From mboxrd@z Thu Jan  1 00:00:00 1970
From: valdis.kletnieks@vt.edu (valdis.kletnieks at vt.edu)
Date: Mon, 04 Jun 2018 12:10:07 -0400
Subject: develoment workflow: how to avoid duplicate work ?
In-Reply-To: <20180604033303.GX14048@gavran.carpriv.carnet.hr>
References: <20180529030706.GD1845@hle-laptop.local>
 <80132.1527564735@turing-police.cc.vt.edu>
 <20180530025657.GB1919@hle-laptop.local>
 <22501.1527692619@turing-police.cc.vt.edu>
 <20180531014432.GA3722@hle-laptop.local>
 <20180603192336.GV14048@gavran.carpriv.carnet.hr>
 <20180603222556.GB20060@hle-laptop.local>
 <20180604033303.GX14048@gavran.carpriv.carnet.hr>
Message-ID: <12368.1528128607@turing-police.cc.vt.edu>
To: kernelnewbies@lists.kernelnewbies.org
List-Id: kernelnewbies.lists.kernelnewbies.org

On Mon, 04 Jun 2018 05:33:03 +0200, Valentin Vidic said:
> On Sun, Jun 03, 2018 at 06:25:56PM -0400, Hugo Lefeuvre wrote:
> > The vfs documentation states: release() is "called when the last
> > reference to an open file is closed".
> > 
> > Let's say we have a program with threads T1 and T2.
> > 
> > - T1 calls ioctl on a file descriptor FD.
> > - (on another processor) T2 closes FD.
> > 
> > Since the last reference to FD was closed by T2, release is called.

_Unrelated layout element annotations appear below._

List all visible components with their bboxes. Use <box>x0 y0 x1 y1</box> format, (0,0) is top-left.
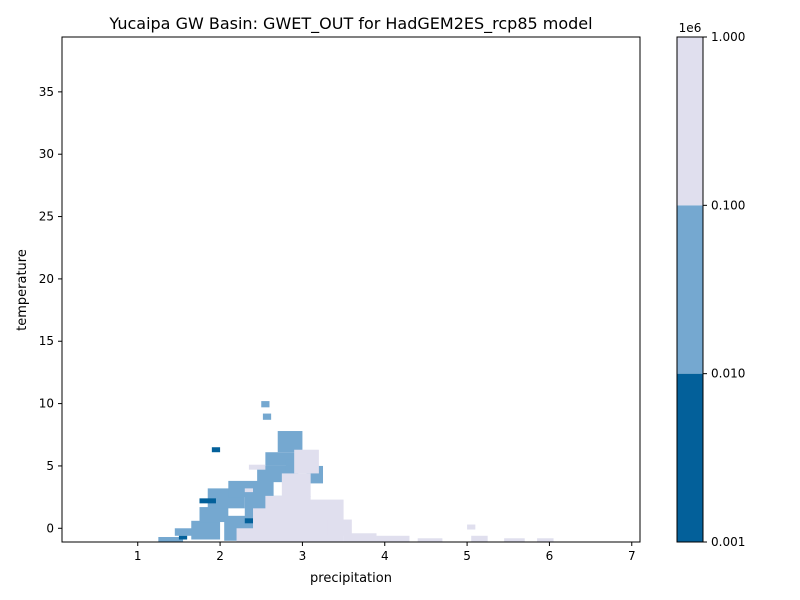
contour-region-high-33 <box>248 464 266 470</box>
y-tick-label: 25 <box>39 210 54 224</box>
plot-area <box>158 401 554 542</box>
y-tick-label: 0 <box>46 521 54 535</box>
contour-region-low-18 <box>178 535 188 540</box>
contour-region-mid-0 <box>158 537 184 542</box>
contour-region-high-29 <box>471 535 488 542</box>
x-tick-label: 3 <box>299 549 307 563</box>
contour-region-high-25 <box>327 519 352 536</box>
x-tick-label: 4 <box>381 549 389 563</box>
colorbar: 0.001 0.010 0.100 1.000 <box>676 30 745 549</box>
contour-region-high-26 <box>343 533 377 542</box>
contour-region-low-17 <box>244 518 254 524</box>
x-tick-label: 7 <box>628 549 636 563</box>
y-tick-label: 5 <box>46 459 54 473</box>
x-tick-label: 6 <box>546 549 554 563</box>
x-tick-label: 2 <box>216 549 224 563</box>
y-tick-label: 10 <box>39 397 54 411</box>
contour-region-mid-12 <box>262 413 272 420</box>
y-axis: 0 5 10 15 20 25 30 35 <box>39 85 62 535</box>
contour-region-mid-11 <box>261 401 270 408</box>
contour-region-high-23 <box>294 449 319 474</box>
colorbar-frame <box>676 36 704 543</box>
y-tick-label: 20 <box>39 272 54 286</box>
contour-region-high-28 <box>417 538 443 542</box>
contour-region-high-32 <box>537 538 554 542</box>
colorbar-tick-label: 0.010 <box>711 367 745 381</box>
colorbar-offset-label: 1e6 <box>679 21 702 35</box>
contour-region-mid-10 <box>277 431 303 453</box>
contour-region-mid-1 <box>174 528 196 536</box>
chart-title: Yucaipa GW Basin: GWET_OUT for HadGEM2ES… <box>108 14 592 34</box>
contour-region-high-30 <box>467 524 476 530</box>
contour-region-high-19 <box>236 528 270 542</box>
x-axis: 1 2 3 4 5 6 7 <box>134 542 636 563</box>
colorbar-tick-label: 1.000 <box>711 30 745 44</box>
colorbar-tick-label: 0.100 <box>711 198 745 212</box>
contour-region-high-31 <box>504 538 525 542</box>
colorbar-tick-label: 0.001 <box>711 535 745 549</box>
y-tick-label: 30 <box>39 147 54 161</box>
contour-region-high-22 <box>281 473 311 498</box>
y-tick-label: 15 <box>39 334 54 348</box>
colorbar-band <box>677 37 703 206</box>
x-tick-label: 1 <box>134 549 142 563</box>
contour-region-low-15 <box>211 447 221 453</box>
x-tick-label: 5 <box>463 549 471 563</box>
contour-region-low-16 <box>199 498 216 504</box>
contour-region-mid-3 <box>199 507 229 523</box>
contour-region-high-34 <box>244 488 254 493</box>
contour-region-high-27 <box>376 535 410 542</box>
plot-frame <box>61 36 641 543</box>
contour-region-mid-2 <box>191 520 221 540</box>
y-axis-label: temperature <box>15 249 30 331</box>
colorbar-band <box>677 205 703 374</box>
y-tick-label: 35 <box>39 85 54 99</box>
x-axis-label: precipitation <box>310 571 392 586</box>
colorbar-band <box>677 373 703 542</box>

That's subtly wrong.  T2 releases its reference to the file descriptor.

> > But while release is being called, the ioctl call from T1 may still
> > be running, right ?

Remember that ioctl needs an open FD as well - so the ioctl() grabs its own
reference, and then *that* reference to the file descriptor stays in place at
least until the ioctl() return.  At *that* point, the reference count goes to
zero and the file is actually closed.